高知市郊外の新興住宅地、南下がりの雛壇状に造成された宅地に建つ、複数の注文住宅の計画が出発点である。諸般の理由で実現したのはこの住宅だけであるが、同時期に隣接して建つ建築群の利点を生かし、建築ヴォリュームとヴォイドによる粗密感の総体で、ふたつの住環境を実現したいと考えていた。ひとつはヴォイドが生み出す光と風、緑などの自然環境、もうひとつは複数の敷地全体が、生産の場も含めて、多様な活動で満たされた生活環境である。結果として、それぞれの敷地条件に応じて、ヴオイドを囲み込むような、L, T, Z型の平面形をした建築ヴォリュームの集合体を導き出した。この骨格に複数の建主の要望という変数が加わり、不均質でありながらも全体の空気がひとつに感じられる「群の風景」が形成されていくことを期待していた。この建築は、上記のような経緯を経て、まずはじめにL型の建築ヴォリュームとヴォイドの取り方を確定している。このL型のヴォリュームは、4つのキューブと浴室のような滞留時間の短い空間を積層したコブのような空間で構成される。ひとつのキューブは。大キャンティレバー構造となる。片持ち部分のラチス材は、小径の高張力棒鋼による鉄骨トラス造で軽量化を図り、支持部分は壁式鉄筋コンクリート造として剛性を高め、振動障害に配慮している。

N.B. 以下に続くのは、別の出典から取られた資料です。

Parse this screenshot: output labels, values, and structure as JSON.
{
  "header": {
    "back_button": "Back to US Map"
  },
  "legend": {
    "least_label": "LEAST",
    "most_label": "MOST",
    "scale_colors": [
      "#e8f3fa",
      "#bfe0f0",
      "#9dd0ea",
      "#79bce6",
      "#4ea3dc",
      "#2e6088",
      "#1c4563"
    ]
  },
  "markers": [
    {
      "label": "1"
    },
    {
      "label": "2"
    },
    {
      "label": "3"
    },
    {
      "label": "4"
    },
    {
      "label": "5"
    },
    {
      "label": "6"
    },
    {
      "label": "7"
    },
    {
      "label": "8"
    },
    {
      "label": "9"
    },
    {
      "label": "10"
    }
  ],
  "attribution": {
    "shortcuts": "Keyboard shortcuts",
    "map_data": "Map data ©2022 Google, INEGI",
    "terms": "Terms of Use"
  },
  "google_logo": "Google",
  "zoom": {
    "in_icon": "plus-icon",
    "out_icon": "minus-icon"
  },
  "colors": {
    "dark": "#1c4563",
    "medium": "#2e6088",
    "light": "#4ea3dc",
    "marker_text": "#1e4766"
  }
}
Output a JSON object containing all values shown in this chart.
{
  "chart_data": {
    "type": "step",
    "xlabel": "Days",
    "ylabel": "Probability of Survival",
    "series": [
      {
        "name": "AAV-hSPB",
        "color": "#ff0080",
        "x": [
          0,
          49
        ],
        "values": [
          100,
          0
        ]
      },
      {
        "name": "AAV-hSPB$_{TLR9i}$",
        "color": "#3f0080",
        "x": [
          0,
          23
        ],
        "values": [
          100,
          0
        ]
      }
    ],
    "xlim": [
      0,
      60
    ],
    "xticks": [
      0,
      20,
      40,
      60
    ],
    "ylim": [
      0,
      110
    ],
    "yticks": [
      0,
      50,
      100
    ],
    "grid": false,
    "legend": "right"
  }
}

また、設計段階では、建主の家族構成が流動的であったこと、住宅兼オフィス、または全体がオフィスになる可能性もあった。そこで、4つのキューブを独立性が高く、性格の異なる空間とすることで、それらの問題に対応できるような骨格を与えようと考えた。全体の軸となるキューブは玄関、階段、廊下などで構成される。本棚に囲まれた地形のような折り返し階段は、動線空間でありながら、滞留したくなるような異なる行為の共存が期待される。空地に面した1階のキューブは、敷地全体が活動領域となるように、透過性が高く開放的な空間にしている。ポリカ小波板張りの内照式光天井、隣接したコブの浴室鏡面に映る風景は、リニアな空間に奥行をもたら。2階には軸となるキューブで連結されたふたつのキューブがあり、ひとつは架構が剥き出しになった多目的なワンルーム、もうひとつは3つの個室に分割することができるワンルームである。隣接したコブの小さな空間を含めて、大きさの異なる空間の組合せをそのつど選択し、家族構成や用途の変化に適応させることができる。
私的な領域の多様な活動が街に映し出され、閉塞感がなく透過性の高い住環境を形成するような住宅群による「群の風景」の可能性を、この建築は提案している。